Die Klägerin sieht in dem Angebot eine Verletzung ihrer Marke und eine wettbewerbswidrige vergleichende Werbung, da die Beklagte bei den in Frage stehenden Angeboten im geschäftlichen Verkehr gehandelt habe. Die Klägerin hat die Beklagte auf Unterlassung in Anspruch genommen.
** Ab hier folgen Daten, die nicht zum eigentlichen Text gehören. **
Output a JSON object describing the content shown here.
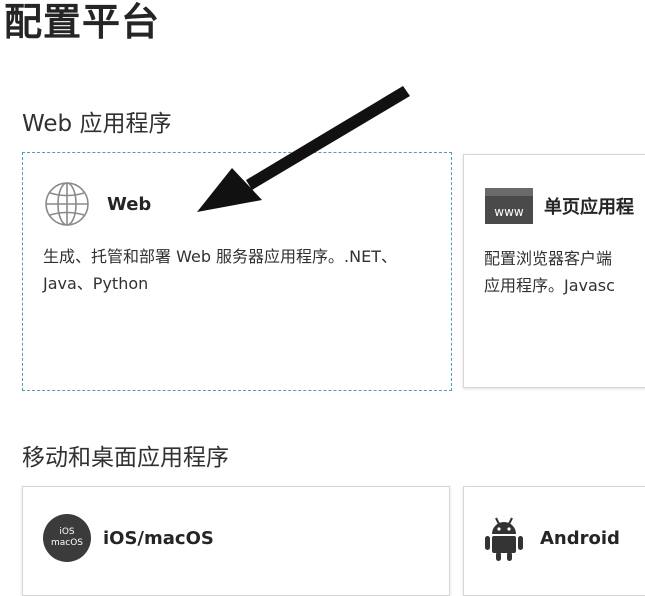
{
  "page": {
    "title": "配置平台"
  },
  "sections": {
    "web": {
      "title": "Web 应用程序",
      "cards": {
        "web": {
          "label": "Web",
          "icon": "globe-icon",
          "description": "生成、托管和部署 Web 服务器应用程序。.NET、Java、Python"
        },
        "spa": {
          "label": "单页应用程",
          "icon": "www-browser-icon",
          "icon_text": "www",
          "description_line1": "配置浏览器客户端",
          "description_line2": "应用程序。Javasc"
        }
      }
    },
    "mobile": {
      "title": "移动和桌面应用程序",
      "cards": {
        "ios": {
          "label": "iOS/macOS",
          "icon": "apple-ios-icon",
          "badge_line1": "iOS",
          "badge_line2": "macOS"
        },
        "android": {
          "label": "Android",
          "icon": "android-icon"
        }
      }
    }
  },
  "colors": {
    "focus_border": "#4aa0b5",
    "card_border": "#d6d6d6",
    "text": "#323130",
    "arrow": "#111111"
  }
}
Die Beklagte ist der Klage entgegengetreten. Sie hat vorgetragen, die beworbenen Schmuckstücke seien gebrauchte Artikel aus ihrem privaten Besitz gewesen. Ein großer Teil der übrigen Produkte habe sie für Freunde angeboten, BGH,04.12.2008 – I ZR 3/06.

Es fragt sich,

  • ob eine kartellrechtlicher Verstoß gegeben sein könnte

Auf einem Blick

1 Drei Arten von Kartellverstößen

2 Gruppe 1: Wettbewerbsbeschränkende Vereinbarungen, Beschlüsse und abgestimmte Verhaltensweisen, § 1 GWB

3 Gruppe 2: Marktbeherrschung, sonstiges wettbewerbsbeschränkendes Verhalten, §§ 18 ff. GWB

4 Gruppe 3: Zusammenschlusskontrolle, §§ 35 ff. GWB

 

1 Drei Arten von Kartellverstößen

Welche Gruppen von Kartellverstößen werden unterschieden?

Drei Gruppen:

  • Wettbewerbsbeschränkende Vereinbarungen, Beschlüsse und abgestimmte Verhaltensweisen, § 1 GWB
  • Marktbeherrschung, sonstiges wettbewerbsbeschränkendes Verhalten, §§ 18 ff. GWB
  • Zusammenschlusskontrolle, §§ 35 ff. GWB

2 Gruppe 1: Wettbewerbsbeschränkende Vereinbarungen, Beschlüsse und abgestimmte Verhaltensweisen, § 1 GWB

Was fällt unter das sog. Kartellverbot des § 1 GWB?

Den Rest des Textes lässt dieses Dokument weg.